Мне даже пришла в голову мысль, что монахини и воспитанницы вовсе не пошли в церковь, а звон Ангелуса, который я слышала, являлся сигналом, чтобы идти сюда. Как бы там ни было, они здесь собрались. Невероятно: в монастыре мужчины! По их голосам (а также, кстати, и по женским, многие из которых я узнала) чувствовалось, что говорившие придавали особое значение происходящему, причем все вопросы — вне зависимости от того, что за нотки слышались в интонациях взявших слово, истерические или каверзные, — задавались ровным и бесстрастным тоном. То был суд, а может, и трибунал.
Но кого же судят на нем? Перонетту? Разве она здесь? Мать Марию?.. Меня? При этой мысли я едва не метнулась в сторону спасительной лестницы, но спохватилась, решив узнать все до конца, ибо предположила — и вполне справедливо, — что от услышанного будет зависеть моя дальнейшая судьба.

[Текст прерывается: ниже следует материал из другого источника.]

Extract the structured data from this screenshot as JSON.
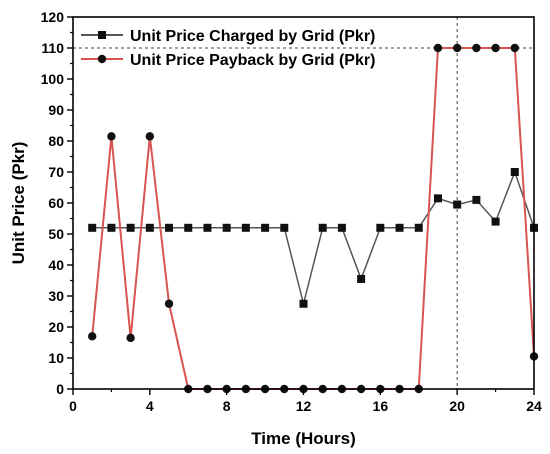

Там, где дверные филенки рассохлись, образовалась щель, и я могла видеть небольшую часть комнаты, но ничего толком не разглядела. Так, лишь мелькание человеческих фигур; их было много, очень много. Я пристраивалась так и эдак, привставала на цыпочки, ерзала то влево, то вправо. И все равно слух позволил мне получить гораздо больше сведений, чем зрение.
Я подошла к двери так близко, что обнаружить меня ничего не стоило. Как большинство дверей в С***, эта была сколочена из толстых дубовых досок и окована железом. Я так и приклеилась к ней. Малуэнда села у моих ног и замерла, будто старалась, как и я, не пропустить ни слова.
Кто-то задал вопрос. Но его я как следует не расслышала… что-то о «князе мира сего», о каком-то скрепленном чем-то договоре… После недолгой паузы я услышала чей-то дрожащий голос…
Мать Мария! Так вот, значит, кого судят! Ах, как я ей сочувствовала. Чего бы я только не сделала, чтобы помочь ей в беде, спасти.
А затем я опять услышала, как она снова произнесла мое имя.
Ответ ее я расслышала куда лучше, поскольку она находилась недалеко от двери и нас разделяло каких-нибудь шагов пять. По ее растерянному голосу я сразу поняла, что она потерпела поражение, причем сокрушительное.
Мать Мария повторила мое имя, когда мэр еще раз задал прежний вопрос, который я теперь хорошо расслышала. «Так кто здесь главный растлитель? — спросил он, — кто заварил всю эту кашу?»
А заварила, оказывается, я. Так сказала мать Мария-дез-Анжес. Это с меня все началось.
Я прижала руку ко рту и отпрянула от двери. Малуэнда зашевелилась и, выпустив острые когти, запустила их в кружевную оборку моего платья.
Как это нелепо — утверждать, что я могу кого-то растлить! Да в то время я ничего не знала не то что о растлении, а вообще о… о том, о чем не говорят вслух. Мне были совершенно чужды какие-либо уловки, я была бесхитростной и простодушной. Правда, «млеко мечты»… но тут ничего от меня не зависело, все происходило как бы против моей воли. Очнувшись от ночных грез, я забывала все, что узнавала в них о своем теле; я ничего не ведала ни о том, что ему нужно, ни как это делается, ни как что называется. Если бы вы спросили меня о мистическом богословии, о законодательстве времен Траяна, если бы мне велели просклонять любые существительные в любом из языков, мне известных, — тогда другое дело, но я клятвенно заверяю, что ничего не знала ни о том, как удовлетворяют свою страсть, ни о любовных отношениях, ни тем паче о растлении.
Затем я расслышала, как мэр спросил, куда уехала Перонетта, — стало быть, она все-таки улизнула, — но мать Мария поклялась, что ничего не знала о планах племянницы: Перонетта сама запрягла лошадей и одна осуществила побег.